The utility of Brain Natriuretic Peptide (BNP) and cystatin C for detecting left ventricular (LV) diastolic dysfunction after myocardial infarction (MI) in patients without heart failure symptoms still unclear. In this study, we investigated the relation between BNP, serum cystatin C levels and LV diastolic dysfunction after MI in patients without systolic dysfunction. We studied 127 patients without renal dysfunctionafter first acute coronary syndrome (ACS). LV diastolic function was assessed with conventional Doppler, by means of mitral inflow and with tissue Doppler echocardiography by means of mitral annulus. The ratio of early diastolic transmitral E wave velocities to tissue Doppler mitral annulus early diastolic E’ wave velocities (E/E’), was used to detect LV filling pressures. Patients were divided in three groups according to E/E’ ratios <10 (group I), E/E’ ratios “between” 10 and 15 (group II) and E/E’ ratios >15 (group III). Plasma concentrations of BNP and serum cystatin C were measured at admission.

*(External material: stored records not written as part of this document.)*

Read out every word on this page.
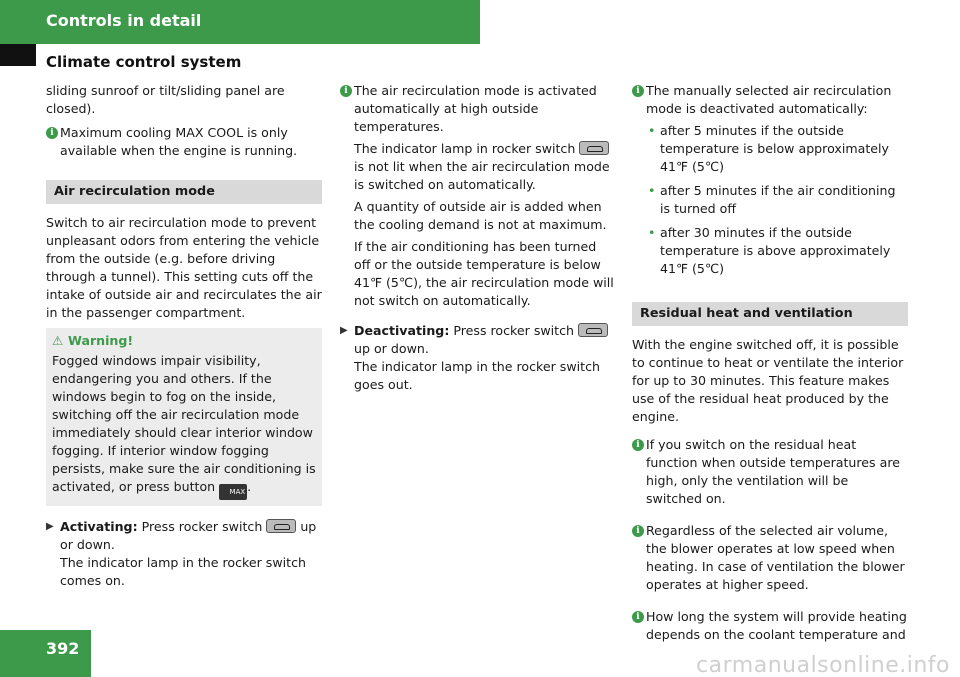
Controls in detail
Climate control system

sliding sunroof or tilt/sliding panel are closed).

i Maximum cooling MAX COOL is only available when the engine is running.

Air recirculation mode

Switch to air recirculation mode to prevent unpleasant odors from entering the vehicle from the outside (e.g. before driving through a tunnel). This setting cuts off the intake of outside air and recirculates the air in the passenger compartment.

⚠ Warning!
Fogged windows impair visibility, endangering you and others. If the windows begin to fog on the inside, switching off the air recirculation mode immediately should clear interior window fogging. If interior window fogging persists, make sure the air conditioning is activated, or press button MAX .
▶ Activating: Press rocker switch	up or down.
The indicator lamp in the rocker switch comes on.
i The air recirculation mode is activated automatically at high outside temperatures.

The indicator lamp in rocker switch  is not lit when the air recirculation mode is switched on automatically.

A quantity of outside air is added when the cooling demand is not at maximum.

If the air conditioning has been turned off or the outside temperature is below 41℉ (5℃), the air recirculation mode will not switch on automatically.

▶ Deactivating: Press rocker switch  up or down.
The indicator lamp in the rocker switch goes out.
i The manually selected air recirculation mode is deactivated automatically:

• after 5 minutes if the outside temperature is below approximately 41℉ (5℃)
• after 5 minutes if the air conditioning is turned off
• after 30 minutes if the outside temperature is above approximately 41℉ (5℃)
Residual heat and ventilation

With the engine switched off, it is possible to continue to heat or ventilate the interior for up to 30 minutes. This feature makes use of the residual heat produced by the engine.

i If you switch on the residual heat function when outside temperatures are high, only the ventilation will be switched on.

i Regardless of the selected air volume, the blower operates at low speed when heating. In case of ventilation the blower operates at higher speed.

i How long the system will provide heating depends on the coolant temperature and

392
carmanualsonline.info
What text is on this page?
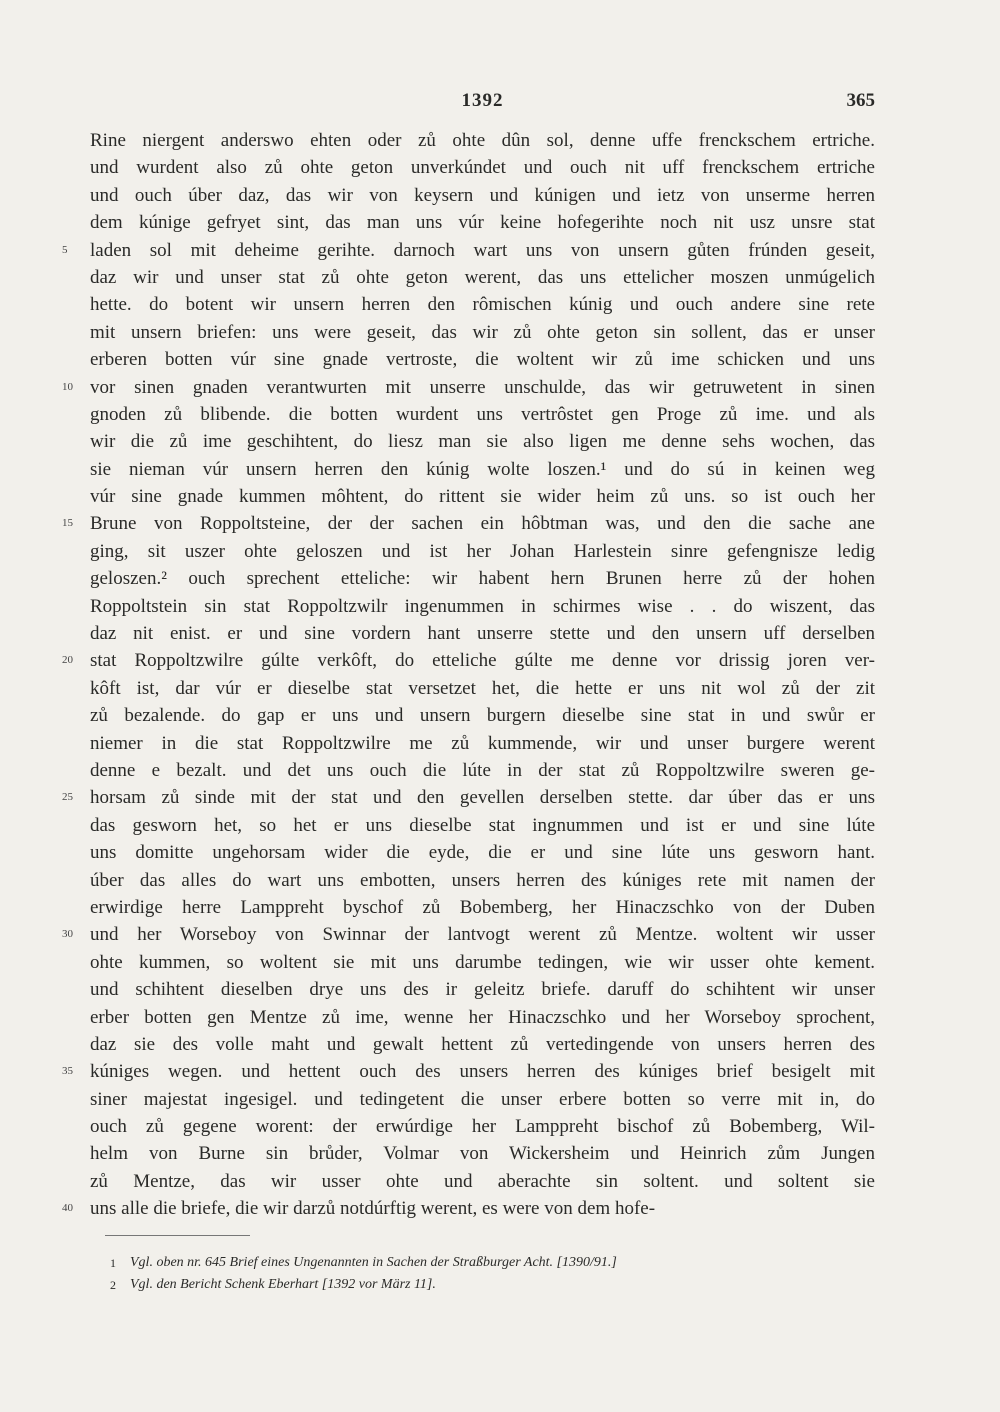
1392	365
Rine niergent anderswo ehten oder zů ohte dûn sol, denne uffe frenckschem ertriche.
und wurdent also zů ohte geton unverkúndet und ouch nit uff frenckschem ertriche
und ouch úber daz, das wir von keysern und kúnigen und ietz von unserme herren
dem kúnige gefryet sint, das man uns vúr keine hofegerihte noch nit usz unsre stat
5	laden sol mit deheime gerihte. darnoch wart uns von unsern gůten frúnden geseit,
daz wir und unser stat zů ohte geton werent, das uns ettelicher moszen unmúgelich
hette. do botent wir unsern herren den rômischen kúnig und ouch andere sine rete
mit unsern briefen: uns were geseit, das wir zů ohte geton sin sollent, das er unser
erberen botten vúr sine gnade vertroste, die woltent wir zů ime schicken und uns
10 vor sinen gnaden verantwurten mit unserre unschulde, das wir getruwetent in sinen
gnoden zů blibende. die botten wurdent uns vertrôstet gen Proge zů ime. und als
wir die zů ime geschihtent, do liesz man sie also ligen me denne sehs wochen, das
sie nieman vúr unsern herren den kúnig wolte loszen.¹ und do sú in keinen weg
vúr sine gnade kummen môhtent, do rittent sie wider heim zů uns. so ist ouch her
15 Brune von Roppoltsteine, der der sachen ein hôbtman was, und den die sache ane
ging, sit uszer ohte geloszen und ist her Johan Harlestein sinre gefengnisze ledig
geloszen.² ouch sprechent etteliche: wir habent hern Brunen herre zů der hohen
Roppoltstein sin stat Roppoltzwilr ingenummen in schirmes wise . . do wiszent, das
daz nit enist. er und sine vordern hant unserre stette und den unsern uff derselben
20 stat Roppoltzwilre gúlte verkôft, do etteliche gúlte me denne vor drissig joren ver-
kôft ist, dar vúr er dieselbe stat versetzet het, die hette er uns nit wol zů der zit
zů bezalende. do gap er uns und unsern burgern dieselbe sine stat in und swůr er
niemer in die stat Roppoltzwilre me zů kummende, wir und unser burgere werent
denne e bezalt. und det uns ouch die lúte in der stat zů Roppoltzwilre sweren ge-
25 horsam zů sinde mit der stat und den gevellen derselben stette. dar úber das er uns
das gesworn het, so het er uns dieselbe stat ingnummen und ist er und sine lúte
uns domitte ungehorsam wider die eyde, die er und sine lúte uns gesworn hant.
úber das alles do wart uns embotten, unsers herren des kúniges rete mit namen der
erwirdige herre Lamppreht byschof zů Bobemberg, her Hinaczschko von der Duben
30 und her Worseboy von Swinnar der lantvogt werent zů Mentze. woltent wir usser
ohte kummen, so woltent sie mit uns darumbe tedingen, wie wir usser ohte kement.
und schihtent dieselben drye uns des ir geleitz briefe. daruff do schihtent wir unser
erber botten gen Mentze zů ime, wenne her Hinaczschko und her Worseboy sprochent,
daz sie des volle maht und gewalt hettent zů vertedingende von unsers herren des
35 kúniges wegen. und hettent ouch des unsers herren des kúniges brief besigelt mit
siner majestat ingesigel. und tedingetent die unser erbere botten so verre mit in, do
ouch zů gegene worent: der erwúrdige her Lamppreht bischof zů Bobemberg, Wil-
helm von Burne sin brůder, Volmar von Wickersheim und Heinrich zům Jungen
zů Mentze, das wir usser ohte und aberachte sin soltent. und soltent sie
40 uns alle die briefe, die wir darzů notdúrftig werent, es were von dem hofe-
1 Vgl. oben nr. 645 Brief eines Ungenannten in Sachen der Straßburger Acht. [1390/91.]
2 Vgl. den Bericht Schenk Eberhart [1392 vor März 11].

The BNP and serum cystatin C levels were positively correlated significantly with E/E’ ratio (r=0.786, p<0.001 and r=0.458, p=0.02). Patients with elevated LV end diastolic pressure (LVEDP), defined as E/E’ >15 had highest BNP (321±75pg/mL) and cystatin C (1.1±0.2mg/L) levels. E/E’ 10 to 15 group had a mean BNP level of 151±28pg/mL and a mean cystatin C value of 0.78±0.1mg/L, and those with E/E’ <10 had a mean BNP value of 69±20pg/mL. A BNP value of 89pg/ml had a sensitivity of 84% and a specificity of 69% for predicting E/E’ >15. The assessment of the blood concentration of BNP and cystatin C is of potential value for identification of those patients after myocardial infarction to detect early cardiovascular changes, especially LV diastolic dysfunction.